You can boost your credit score by:
- Clearing credit card bills in full on time
- Proper credit utilisation
- Making timely loan payments
#2 – Maintain a Low Debt-To-Income (DTI) Ratio
The lender also checks your DTI ratio to decide your eligibility for a loan. Calculate the ratio by simply dividing your gross monthly outlay by total monthly income.
Include the following expenses in your total monthly outdo:
- Health insurance
- Car insurance
- Loan payments
- Credit card bills
- Medical bills
- Other dues (except for utilities, taxes, and household expenses)
To increase the chances of instant approval of your personal loan application, try reducing the DTI ratio by:
- Increasing your income (such as by negotiating a higher salary with your employer)
- Reducing your existing financial liabilities (for example, by choosing a lender who offers balance transfer of existing credit cards and loans at affordable rates)
#3 – Consider Getting a Co-Signer
You can get a co-signer from your family or friends with a high CIBIL score if you have:
- A low credit score
- A high debt-to-income ratio
Then the credit risk of approving a loan will reduce and you can get an instant personal loan online.
#4 – Choose a Reasonable Amount of Loan
When you want to apply for an instant loan, the lender will check your capability to repay it.

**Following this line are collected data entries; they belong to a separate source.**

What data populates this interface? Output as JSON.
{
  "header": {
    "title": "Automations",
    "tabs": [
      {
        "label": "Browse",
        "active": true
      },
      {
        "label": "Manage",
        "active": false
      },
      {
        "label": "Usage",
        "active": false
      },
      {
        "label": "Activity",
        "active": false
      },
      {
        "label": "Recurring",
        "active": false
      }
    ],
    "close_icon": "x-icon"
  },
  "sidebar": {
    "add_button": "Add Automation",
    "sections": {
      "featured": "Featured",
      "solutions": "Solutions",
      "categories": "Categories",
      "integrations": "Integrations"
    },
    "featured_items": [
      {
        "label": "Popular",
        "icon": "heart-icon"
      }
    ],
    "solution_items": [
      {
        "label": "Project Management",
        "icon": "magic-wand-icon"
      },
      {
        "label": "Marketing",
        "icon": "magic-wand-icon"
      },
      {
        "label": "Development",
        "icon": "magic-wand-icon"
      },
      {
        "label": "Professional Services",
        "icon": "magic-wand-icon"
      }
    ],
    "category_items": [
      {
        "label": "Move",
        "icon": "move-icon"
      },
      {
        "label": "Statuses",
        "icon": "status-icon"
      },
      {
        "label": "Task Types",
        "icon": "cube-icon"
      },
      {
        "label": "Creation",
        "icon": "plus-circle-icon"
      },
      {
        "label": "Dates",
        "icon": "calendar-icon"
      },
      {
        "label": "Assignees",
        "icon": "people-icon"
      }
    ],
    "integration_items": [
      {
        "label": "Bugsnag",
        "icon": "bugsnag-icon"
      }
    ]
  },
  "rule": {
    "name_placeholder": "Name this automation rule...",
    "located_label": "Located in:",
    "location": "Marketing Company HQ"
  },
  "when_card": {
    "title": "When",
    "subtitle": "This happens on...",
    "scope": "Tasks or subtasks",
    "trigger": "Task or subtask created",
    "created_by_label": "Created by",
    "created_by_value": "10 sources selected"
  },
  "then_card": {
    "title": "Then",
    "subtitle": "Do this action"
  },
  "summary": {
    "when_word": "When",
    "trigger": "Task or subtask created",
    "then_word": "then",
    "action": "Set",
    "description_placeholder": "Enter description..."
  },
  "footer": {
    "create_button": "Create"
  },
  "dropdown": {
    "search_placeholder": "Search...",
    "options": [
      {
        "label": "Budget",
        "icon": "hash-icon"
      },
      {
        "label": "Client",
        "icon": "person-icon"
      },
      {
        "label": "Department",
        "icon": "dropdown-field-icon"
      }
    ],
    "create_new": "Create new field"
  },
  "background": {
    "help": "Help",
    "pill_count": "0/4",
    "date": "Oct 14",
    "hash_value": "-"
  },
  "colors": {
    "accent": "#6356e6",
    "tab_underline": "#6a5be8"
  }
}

So, opt for a reasonable loan amount that you can pay off and be eligible for. Use the EMI calculator on the website of the chosen bank to know your monthly payments.
#5 – Use Your Professional Credentials
You can impress the lender for quick loan approval if:
- You have a high income and prove it with valid documents like income tax returns.
- You work at a reputed organisation and produce its details.
#6 – Avoid Applying at Multiple Lenders
It’s better not to apply at several lenders so that:
- You can save hard inquiries into your credit score whenever lenders check your credit history. Once the score isn’t affected, it can help you qualify for a loan.
- A lender doesn’t deduce that your previous loan requests have been rejected. Then you won’t seem desperate to take a loan anyway. This can improve your personal loan eligibility.
After getting a loan, use it to finance anything from big purchases to emergencies. Ensure that the lender offers a flexible repayment tenure so you can pay the EMIs conveniently.